Catholic News Service
VATICAN CITY — “They call me Holy Father and that is what I must be,” the future St. John XXIII wrote in his diary.
A nun who worked in the papal apartments with the future St. John Paul II saw him tired one day and said, “I’m worried about Your Holiness.” And he responded, “I, too, am worried about my holiness.”
Most Catholics would agree the church needs holy and saintly popes, but as the April 27 Mass for the canonization of Blesseds John and John Paul approached, some questioned the need to canonize them.
The debate is not new. Shortly after Blessed John Paul died in 2005 and Pope Benedict XVI waived the five-year-waiting period before his sainthood process could open, a respected Italian journalist wrote that canonizing popes was a way for “the Roman hierarchy to canonize itself.”
But one of the most authoritative and productive experts in the church’s saint-proclaiming process, Jesuit Father Paolo Molinari, said in 2008 that “recent popes have not been proposed for sainthood just because they were popes, but because people recognized in them an excellent way of living as Christians.”
Another criticism revolves around the quick pace of the sainthood process for popes, especially for Blessed John Paul. Questions have been raised about how it is possible in such a short time to thoroughly investigate a candidate’s life and writings, not to mention the enduring devotion of the faithful.
Msgr. Slawomir Oder, postulator or promoter of Blessed John Paul’s sainthood cause, was asked by media April 22 about reports that the pope had ignored evidence that Father Marcial Maciel Degollado, the late founder of the Legionaries of Christ, had been sexually abusing minor seminarians and leading a double life.
The postulator said the Vatican, as part of the canonization process, insisted those reports be investigated. He said investigators determined “there exists no sign of the personal involvement of John Paul II.”
In Blessed John Paul’s sainthood cause, he added, the dispensation of the five-year waiting period “was the only exception” made from the normal procedure called for in church law.
Blessed John Paul, who beatified and canonized a record number of Catholics, often explained that the church solemnly recognized certain holy men and women so the Catholic faithful would have models to imitate. On a practical level, he urged the Congregation for Saints’ Causes to devote more time and energy to identifying, studying and speeding up the sainthood processes for laypeople, especially married couples, because modern Catholics needed those models.
The saints may be models, but they are not angels, and the priests formally promoting the causes of the two popes acknowledged that fact.
“John XXIII was aware of his defects … and his own limits,” including his “good appetite” and struggle losing weight, said Franciscan Father Giovangiuseppe Califano. He said Blessed John had a self-deprecating sense of humor, which made him “more endearing.”

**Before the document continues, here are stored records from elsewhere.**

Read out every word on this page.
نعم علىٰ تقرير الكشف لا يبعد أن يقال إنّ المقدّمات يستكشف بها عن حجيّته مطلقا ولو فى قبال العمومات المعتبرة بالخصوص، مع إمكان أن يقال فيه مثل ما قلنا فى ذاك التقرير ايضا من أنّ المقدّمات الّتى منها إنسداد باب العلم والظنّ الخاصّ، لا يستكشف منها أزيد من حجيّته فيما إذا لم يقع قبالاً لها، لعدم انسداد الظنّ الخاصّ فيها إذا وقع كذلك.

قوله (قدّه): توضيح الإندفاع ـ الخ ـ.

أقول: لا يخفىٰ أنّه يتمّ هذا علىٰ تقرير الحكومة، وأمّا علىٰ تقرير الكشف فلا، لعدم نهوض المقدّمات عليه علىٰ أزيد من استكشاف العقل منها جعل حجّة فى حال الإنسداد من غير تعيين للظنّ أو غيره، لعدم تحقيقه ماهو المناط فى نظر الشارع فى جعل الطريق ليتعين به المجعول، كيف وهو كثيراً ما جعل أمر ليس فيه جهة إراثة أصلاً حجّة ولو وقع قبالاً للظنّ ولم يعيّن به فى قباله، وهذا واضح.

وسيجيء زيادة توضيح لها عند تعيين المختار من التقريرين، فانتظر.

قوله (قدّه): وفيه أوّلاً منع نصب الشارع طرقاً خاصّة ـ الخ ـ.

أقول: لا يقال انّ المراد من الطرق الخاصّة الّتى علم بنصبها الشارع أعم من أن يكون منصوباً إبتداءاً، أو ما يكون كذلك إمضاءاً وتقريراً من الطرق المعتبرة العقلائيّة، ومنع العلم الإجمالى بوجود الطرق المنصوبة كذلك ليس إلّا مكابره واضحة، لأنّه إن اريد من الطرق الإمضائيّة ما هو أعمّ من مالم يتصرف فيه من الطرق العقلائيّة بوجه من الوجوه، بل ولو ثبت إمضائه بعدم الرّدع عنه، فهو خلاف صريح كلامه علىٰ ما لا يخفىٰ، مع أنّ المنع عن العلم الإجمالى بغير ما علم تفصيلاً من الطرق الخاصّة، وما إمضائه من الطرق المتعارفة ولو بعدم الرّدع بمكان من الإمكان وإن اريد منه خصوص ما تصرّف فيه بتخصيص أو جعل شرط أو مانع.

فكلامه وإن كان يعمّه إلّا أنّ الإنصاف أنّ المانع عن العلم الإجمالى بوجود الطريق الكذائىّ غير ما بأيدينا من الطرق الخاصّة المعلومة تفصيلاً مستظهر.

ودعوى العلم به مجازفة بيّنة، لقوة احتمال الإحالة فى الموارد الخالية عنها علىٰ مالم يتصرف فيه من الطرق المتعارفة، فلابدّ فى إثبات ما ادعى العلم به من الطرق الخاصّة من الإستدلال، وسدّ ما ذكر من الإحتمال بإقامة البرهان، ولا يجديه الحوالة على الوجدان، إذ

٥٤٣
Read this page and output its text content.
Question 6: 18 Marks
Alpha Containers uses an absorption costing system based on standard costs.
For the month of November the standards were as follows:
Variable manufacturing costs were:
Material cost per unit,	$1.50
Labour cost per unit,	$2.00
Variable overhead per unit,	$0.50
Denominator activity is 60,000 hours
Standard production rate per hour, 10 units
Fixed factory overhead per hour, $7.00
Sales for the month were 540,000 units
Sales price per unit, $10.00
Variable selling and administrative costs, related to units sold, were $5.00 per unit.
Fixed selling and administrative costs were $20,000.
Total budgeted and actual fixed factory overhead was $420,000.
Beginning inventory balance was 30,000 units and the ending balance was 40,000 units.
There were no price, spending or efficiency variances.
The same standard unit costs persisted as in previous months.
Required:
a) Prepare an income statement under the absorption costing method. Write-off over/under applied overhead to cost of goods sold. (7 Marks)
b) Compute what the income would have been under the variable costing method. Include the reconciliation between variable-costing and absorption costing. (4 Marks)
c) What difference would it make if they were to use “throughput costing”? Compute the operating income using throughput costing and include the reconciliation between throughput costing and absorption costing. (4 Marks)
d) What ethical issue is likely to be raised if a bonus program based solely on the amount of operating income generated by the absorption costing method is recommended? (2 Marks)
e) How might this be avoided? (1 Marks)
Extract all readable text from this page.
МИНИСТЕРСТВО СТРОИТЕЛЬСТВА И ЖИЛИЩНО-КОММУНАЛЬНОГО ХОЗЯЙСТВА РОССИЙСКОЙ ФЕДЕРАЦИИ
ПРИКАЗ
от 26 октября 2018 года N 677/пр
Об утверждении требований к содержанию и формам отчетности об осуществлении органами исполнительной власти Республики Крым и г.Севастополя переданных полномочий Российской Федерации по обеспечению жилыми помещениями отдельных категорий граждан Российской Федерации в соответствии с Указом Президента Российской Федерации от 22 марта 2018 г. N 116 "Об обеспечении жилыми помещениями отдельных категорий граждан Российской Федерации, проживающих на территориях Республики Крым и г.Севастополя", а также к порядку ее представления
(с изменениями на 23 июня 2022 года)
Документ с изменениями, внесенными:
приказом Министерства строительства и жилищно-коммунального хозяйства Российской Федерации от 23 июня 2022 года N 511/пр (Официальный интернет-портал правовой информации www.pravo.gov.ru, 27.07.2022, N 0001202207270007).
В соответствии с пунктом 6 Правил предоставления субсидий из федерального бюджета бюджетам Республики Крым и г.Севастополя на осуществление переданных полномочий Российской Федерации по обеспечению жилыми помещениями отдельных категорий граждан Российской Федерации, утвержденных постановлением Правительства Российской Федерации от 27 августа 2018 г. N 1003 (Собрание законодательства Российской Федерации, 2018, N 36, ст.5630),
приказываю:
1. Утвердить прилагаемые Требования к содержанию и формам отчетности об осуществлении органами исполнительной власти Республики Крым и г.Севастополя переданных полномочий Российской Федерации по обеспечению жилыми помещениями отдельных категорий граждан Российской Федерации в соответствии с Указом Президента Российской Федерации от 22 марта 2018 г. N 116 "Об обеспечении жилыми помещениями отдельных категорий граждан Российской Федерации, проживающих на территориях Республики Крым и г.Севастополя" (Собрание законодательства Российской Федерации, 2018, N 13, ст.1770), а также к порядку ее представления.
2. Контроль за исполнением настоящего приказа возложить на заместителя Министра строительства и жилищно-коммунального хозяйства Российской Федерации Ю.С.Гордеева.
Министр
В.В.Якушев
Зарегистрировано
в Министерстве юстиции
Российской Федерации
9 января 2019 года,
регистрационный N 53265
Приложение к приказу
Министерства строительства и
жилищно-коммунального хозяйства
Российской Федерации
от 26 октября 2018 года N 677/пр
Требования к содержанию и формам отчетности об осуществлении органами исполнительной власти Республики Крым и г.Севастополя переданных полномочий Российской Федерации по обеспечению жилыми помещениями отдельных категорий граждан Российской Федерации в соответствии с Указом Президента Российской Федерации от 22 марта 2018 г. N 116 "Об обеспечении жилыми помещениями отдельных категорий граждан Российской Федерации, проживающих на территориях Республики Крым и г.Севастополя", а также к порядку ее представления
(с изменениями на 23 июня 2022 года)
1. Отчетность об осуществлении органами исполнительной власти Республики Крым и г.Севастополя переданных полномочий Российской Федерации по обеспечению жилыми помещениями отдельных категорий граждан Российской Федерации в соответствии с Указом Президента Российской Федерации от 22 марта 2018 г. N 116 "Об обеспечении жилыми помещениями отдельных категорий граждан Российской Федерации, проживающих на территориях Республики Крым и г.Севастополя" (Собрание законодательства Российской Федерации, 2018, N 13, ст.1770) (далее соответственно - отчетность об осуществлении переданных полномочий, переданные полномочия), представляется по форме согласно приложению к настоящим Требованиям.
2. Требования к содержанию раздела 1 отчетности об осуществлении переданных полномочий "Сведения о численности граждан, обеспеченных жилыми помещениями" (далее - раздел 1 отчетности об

“John Paul II had defects like every man,” Msgr. Oder said. “True holiness lies in a person, responding to God’s grace, correcting his defects,” which in the case of Blessed John Paul included sometimes being mercurial or brusque. “He reacted,” sometimes too quickly, the monsignor said. As archbishop of Krakow he once got so angry at one of his priests that he demanded the man’s driver’s license and forced him to walk back to his parish. “He later asked forgiveness.”
At a Vatican briefing for the media, Msgr. Oder said, “It’s true there are currents opposed to the canonization of popes,” but he argued that all canonizations are good for the church because they demonstrate that individuals really can fulfill the call to holiness and are “a tangible sign of the church’s spiritual fruitfulness.”
“It would be absurd to have a pope who evangelizes and doesn’t arrive at holiness himself,” Msgr. Oder said.
In addition, St. John Paul will remain “a point of reference for his successors, but not only for them,” he said. Karol Wojtyla, the future pope and saint, pursued holiness as a student, an actor, a quarry worker, a poet, priest and bishop, and many people can find inspiration in his life.
Father Califano, postulator of the cause of Blessed John, said it is obvious the vast majority of Catholics never will be called to imitate his holiness in being pope, but they can imitate his “desire to belong to the Lord.”
The Franciscan works mostly on the causes of other Franciscans, but occasionally promotes other causes as well, including the recently beatified 19th-century Queen Maria Christina of Savoy.
“Recently I’ve had the joy of proposing for the veneration of the church both a queen and a pope. Obviously, they led totally different lives, but in fulfilling the call of every baptized Christian, the call to holiness, they are similar,” he said.
Popes are not canonized because they are popes, but because they lived exemplary Christian lives, Father Califano said. “Pope John was holy even as a child and as a young adult, in his desire to know himself and follow God’s will.”
“Obviously, his papacy was the apex of his holiness, because then he had enormous weight on his shoulders, a great responsibility, and still knew how to pursue God’s will,” the postulator said.
Jesuit Father Federico Lombardi, Vatican spokesman, said thinking of new saints only as models to imitate narrows their importance and misses one of the riches of Catholic teaching.
“Canonized saints are also intercessors,” he said. “They are recognized by the people of God as friends, intercessors and guides to an encounter with God. And, obviously, that is what these popes are.”